- Coat of arms
- Interactive map of Gmina Nowogródek Pomorski
- Coordinates (Nowogródek Pomorski): 52°54′40″N 15°1′44″E﻿ / ﻿52.91111°N 15.02889°E
- Country: Poland
- Voivodeship: West Pomeranian
- County: Myślibórz
- Seat: Nowogródek Pomorski

Area
- • Total: 146.15 km^{2} (56.43 sq mi)

Population (2006)
- • Total: 3,282
- • Density: 22.46/km^{2} (58.16/sq mi)
- Website: http://www.nowogrodekpomorski.pl/

= Gmina Nowogródek Pomorski =

Gmina Nowogródek Pomorski is a rural gmina (administrative district) in Myślibórz County, West Pomeranian Voivodeship, in north-western Poland. Its seat is the village of Nowogródek Pomorski, which lies approximately 12 km east of Myślibórz and 64 km south-east of the regional capital Szczecin.

The gmina covers an area of 146.15 km2, and as of 2006 its total population is 3,282.
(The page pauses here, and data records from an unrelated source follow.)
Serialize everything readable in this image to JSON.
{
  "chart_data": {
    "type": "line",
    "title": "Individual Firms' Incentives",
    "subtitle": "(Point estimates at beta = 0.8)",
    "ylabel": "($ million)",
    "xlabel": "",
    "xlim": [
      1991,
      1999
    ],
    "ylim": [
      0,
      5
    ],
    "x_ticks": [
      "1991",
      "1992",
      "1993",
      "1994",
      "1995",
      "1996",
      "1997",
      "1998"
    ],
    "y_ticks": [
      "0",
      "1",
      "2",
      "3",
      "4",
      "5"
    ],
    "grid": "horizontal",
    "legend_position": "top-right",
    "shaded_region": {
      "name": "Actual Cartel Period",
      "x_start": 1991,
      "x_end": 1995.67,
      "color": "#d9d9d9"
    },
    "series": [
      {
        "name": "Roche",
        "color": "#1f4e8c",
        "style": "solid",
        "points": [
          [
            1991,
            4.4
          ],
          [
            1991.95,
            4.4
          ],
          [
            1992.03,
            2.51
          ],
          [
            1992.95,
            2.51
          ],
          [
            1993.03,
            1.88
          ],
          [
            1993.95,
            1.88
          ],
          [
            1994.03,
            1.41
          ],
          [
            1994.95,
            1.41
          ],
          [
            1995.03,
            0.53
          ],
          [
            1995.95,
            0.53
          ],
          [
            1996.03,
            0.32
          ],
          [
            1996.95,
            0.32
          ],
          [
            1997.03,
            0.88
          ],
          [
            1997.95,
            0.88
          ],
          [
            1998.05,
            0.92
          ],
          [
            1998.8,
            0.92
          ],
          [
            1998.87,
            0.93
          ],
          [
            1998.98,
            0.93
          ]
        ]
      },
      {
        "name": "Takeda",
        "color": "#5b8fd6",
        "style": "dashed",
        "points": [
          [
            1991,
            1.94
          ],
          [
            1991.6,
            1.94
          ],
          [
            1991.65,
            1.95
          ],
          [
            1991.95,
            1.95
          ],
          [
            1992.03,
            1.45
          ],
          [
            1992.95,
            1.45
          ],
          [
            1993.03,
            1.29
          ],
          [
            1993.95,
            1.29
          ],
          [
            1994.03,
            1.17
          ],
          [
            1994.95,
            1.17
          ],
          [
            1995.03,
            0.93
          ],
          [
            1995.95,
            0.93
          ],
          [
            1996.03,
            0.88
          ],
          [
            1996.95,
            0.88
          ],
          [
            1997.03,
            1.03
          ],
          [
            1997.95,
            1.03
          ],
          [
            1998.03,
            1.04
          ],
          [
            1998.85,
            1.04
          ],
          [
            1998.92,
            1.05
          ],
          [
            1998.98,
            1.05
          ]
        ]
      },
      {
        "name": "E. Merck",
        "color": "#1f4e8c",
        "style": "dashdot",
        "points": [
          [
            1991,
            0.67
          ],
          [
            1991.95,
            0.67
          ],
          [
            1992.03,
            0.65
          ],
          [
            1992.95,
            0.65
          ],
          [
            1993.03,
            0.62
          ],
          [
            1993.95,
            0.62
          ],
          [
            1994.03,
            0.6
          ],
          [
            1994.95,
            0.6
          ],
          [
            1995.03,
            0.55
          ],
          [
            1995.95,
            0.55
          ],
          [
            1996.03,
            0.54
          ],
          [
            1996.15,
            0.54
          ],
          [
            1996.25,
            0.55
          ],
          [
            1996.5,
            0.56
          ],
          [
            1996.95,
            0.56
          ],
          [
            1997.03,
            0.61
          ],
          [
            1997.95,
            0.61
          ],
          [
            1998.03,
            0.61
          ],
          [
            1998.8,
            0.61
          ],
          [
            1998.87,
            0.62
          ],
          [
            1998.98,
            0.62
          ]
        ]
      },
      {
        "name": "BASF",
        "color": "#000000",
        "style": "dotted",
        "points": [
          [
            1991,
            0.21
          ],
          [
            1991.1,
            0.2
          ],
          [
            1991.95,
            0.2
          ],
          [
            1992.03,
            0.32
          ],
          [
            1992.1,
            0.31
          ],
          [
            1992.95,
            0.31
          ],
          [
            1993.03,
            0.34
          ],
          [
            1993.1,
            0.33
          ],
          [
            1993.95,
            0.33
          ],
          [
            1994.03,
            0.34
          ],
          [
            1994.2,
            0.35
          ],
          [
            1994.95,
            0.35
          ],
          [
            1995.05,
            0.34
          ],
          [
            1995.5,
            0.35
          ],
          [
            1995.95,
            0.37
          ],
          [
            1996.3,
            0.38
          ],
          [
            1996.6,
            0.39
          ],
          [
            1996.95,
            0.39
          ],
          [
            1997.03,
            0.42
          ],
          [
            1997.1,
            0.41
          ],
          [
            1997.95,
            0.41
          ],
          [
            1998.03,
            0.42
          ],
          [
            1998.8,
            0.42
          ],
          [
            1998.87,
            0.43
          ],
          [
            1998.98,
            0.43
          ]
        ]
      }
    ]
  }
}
The gmina contains part of the protected area called Barlinek-Gorzów Landscape Park.

==Villages==
Gmina Nowogródek Pomorski contains the villages and settlements of Chocień, Giżyn, Golin, Karlin, Karsko, Kinice, Kolonia Nowogródek Pomorski, Ławin, Lipin, Pachocino, Parzeńsko, Rataje, Rokitno, Smolary, Smólsko, Sołacz, Somin, Stawno, Sumiak, Świątki, Trzciniec, Trzcinna and Ulejno.

==Neighbouring gminas==
Gmina Nowogródek Pomorski is bordered by the gminas of Barlinek, Kłodawa, Lubiszyn and Myślibórz.